More importantly, there's no dispute window, no chargeback risk, no frozen account because of a suspicious transaction. Your client initiates it from their banking app, confirms it with biometrics, and it's done. For tradespeople, that matters. You're usually on the phone with them five minutes after they've seen the invoice. You want to know it's paid, not pending.

On top of that, because our fees are so much lower, more of the money stays with you. That's not abstract. It's the difference between making £245 or £237.50 on a £250 job.

Starting free, scaling simple

Wave's free tier is generous. You can raise unlimited invoices. That sounds great until you're a new trader with three customers and you're overwhelmed by options you don't need yet.

Our Free tier covers five invoices a month and three customers. It's designed to feel like enough without feeling like bloat. When you outgrow it, the Pro plan is £9.99 a month.

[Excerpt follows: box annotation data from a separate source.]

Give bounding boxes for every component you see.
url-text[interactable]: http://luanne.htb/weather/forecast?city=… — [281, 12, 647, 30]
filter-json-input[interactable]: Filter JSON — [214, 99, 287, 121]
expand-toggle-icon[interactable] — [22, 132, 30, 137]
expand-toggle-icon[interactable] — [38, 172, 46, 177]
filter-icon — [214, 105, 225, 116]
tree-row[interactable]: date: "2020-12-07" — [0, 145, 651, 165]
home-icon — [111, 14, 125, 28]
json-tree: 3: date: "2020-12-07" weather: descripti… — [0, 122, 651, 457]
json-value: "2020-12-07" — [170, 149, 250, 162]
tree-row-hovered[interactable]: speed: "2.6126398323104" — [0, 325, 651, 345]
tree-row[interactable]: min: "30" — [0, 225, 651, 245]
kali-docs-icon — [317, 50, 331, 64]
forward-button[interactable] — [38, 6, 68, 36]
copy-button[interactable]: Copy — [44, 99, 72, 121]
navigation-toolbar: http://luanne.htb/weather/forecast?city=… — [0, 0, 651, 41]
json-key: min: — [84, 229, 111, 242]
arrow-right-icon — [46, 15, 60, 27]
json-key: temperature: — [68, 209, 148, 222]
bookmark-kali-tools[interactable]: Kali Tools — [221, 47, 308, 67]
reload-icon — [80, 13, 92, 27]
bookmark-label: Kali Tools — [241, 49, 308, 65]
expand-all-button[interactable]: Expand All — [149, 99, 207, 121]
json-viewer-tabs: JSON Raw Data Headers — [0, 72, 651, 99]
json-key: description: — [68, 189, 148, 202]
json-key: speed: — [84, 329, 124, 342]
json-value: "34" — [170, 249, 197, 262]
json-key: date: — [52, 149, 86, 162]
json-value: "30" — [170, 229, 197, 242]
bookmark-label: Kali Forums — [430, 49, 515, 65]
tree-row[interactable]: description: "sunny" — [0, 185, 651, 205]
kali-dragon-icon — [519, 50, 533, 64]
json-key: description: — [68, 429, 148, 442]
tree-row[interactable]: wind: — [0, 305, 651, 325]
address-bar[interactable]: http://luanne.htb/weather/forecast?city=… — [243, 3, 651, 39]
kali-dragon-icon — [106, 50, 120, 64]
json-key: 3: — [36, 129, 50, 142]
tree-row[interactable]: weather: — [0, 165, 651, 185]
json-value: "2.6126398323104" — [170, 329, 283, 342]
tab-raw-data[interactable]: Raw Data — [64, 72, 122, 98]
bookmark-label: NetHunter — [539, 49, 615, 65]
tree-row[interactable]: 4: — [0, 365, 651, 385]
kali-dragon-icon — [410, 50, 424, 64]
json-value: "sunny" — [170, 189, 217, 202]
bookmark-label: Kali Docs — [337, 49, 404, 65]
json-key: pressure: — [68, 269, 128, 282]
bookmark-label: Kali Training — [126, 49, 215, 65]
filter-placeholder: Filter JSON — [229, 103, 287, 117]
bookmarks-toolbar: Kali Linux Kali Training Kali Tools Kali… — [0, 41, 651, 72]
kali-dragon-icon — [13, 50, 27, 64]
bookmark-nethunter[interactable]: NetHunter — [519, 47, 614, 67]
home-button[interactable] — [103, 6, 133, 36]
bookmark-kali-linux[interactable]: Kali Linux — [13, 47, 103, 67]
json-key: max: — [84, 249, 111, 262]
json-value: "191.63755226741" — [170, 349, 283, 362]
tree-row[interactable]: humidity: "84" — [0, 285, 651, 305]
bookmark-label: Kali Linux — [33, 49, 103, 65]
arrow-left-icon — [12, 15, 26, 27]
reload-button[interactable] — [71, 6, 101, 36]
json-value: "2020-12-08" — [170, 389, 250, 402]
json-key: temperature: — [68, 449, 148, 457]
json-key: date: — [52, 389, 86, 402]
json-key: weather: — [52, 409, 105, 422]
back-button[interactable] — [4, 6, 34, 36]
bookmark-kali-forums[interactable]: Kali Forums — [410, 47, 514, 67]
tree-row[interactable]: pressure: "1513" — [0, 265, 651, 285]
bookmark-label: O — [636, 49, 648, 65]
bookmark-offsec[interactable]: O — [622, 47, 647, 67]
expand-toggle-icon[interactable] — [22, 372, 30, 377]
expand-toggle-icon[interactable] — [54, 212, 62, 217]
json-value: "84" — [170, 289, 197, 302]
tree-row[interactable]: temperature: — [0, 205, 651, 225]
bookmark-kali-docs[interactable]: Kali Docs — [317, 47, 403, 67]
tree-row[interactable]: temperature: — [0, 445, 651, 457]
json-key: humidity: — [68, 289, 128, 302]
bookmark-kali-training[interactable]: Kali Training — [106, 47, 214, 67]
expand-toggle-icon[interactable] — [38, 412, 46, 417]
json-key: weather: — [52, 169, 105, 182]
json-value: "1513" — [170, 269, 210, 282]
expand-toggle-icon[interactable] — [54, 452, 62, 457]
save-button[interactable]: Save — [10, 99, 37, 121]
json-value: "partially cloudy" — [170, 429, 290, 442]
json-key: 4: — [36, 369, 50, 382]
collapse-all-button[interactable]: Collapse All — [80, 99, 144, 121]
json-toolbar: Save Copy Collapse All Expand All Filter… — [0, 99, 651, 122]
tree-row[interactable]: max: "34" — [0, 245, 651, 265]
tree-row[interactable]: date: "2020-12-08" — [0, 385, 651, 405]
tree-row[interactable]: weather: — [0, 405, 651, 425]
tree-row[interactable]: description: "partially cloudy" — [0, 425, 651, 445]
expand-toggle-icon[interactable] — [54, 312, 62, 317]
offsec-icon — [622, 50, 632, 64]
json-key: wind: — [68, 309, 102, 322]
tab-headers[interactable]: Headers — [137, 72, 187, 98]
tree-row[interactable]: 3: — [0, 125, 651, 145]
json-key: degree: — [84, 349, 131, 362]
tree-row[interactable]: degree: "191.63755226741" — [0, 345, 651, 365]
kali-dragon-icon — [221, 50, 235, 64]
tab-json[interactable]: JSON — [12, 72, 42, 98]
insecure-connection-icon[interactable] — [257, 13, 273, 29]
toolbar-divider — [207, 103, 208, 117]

You get unlimited invoices, payment reminders, WhatsApp delivery, and quotes. You're not suddenly paying £30 a month for features a solo plumber doesn't need.

If you're managing a small team, VAT returns, or CIS deductions, the Business plan is £19.99 a month. It includes five team seats, proper VAT and CIS compliance, and accountant export. That's the full toolkit, built for the UK.

Wave is solid, and it works in dozens of countries. But does it work the way money actually moves between you and your clients here? Or are you paying card-processor fees to solve a problem you don't have?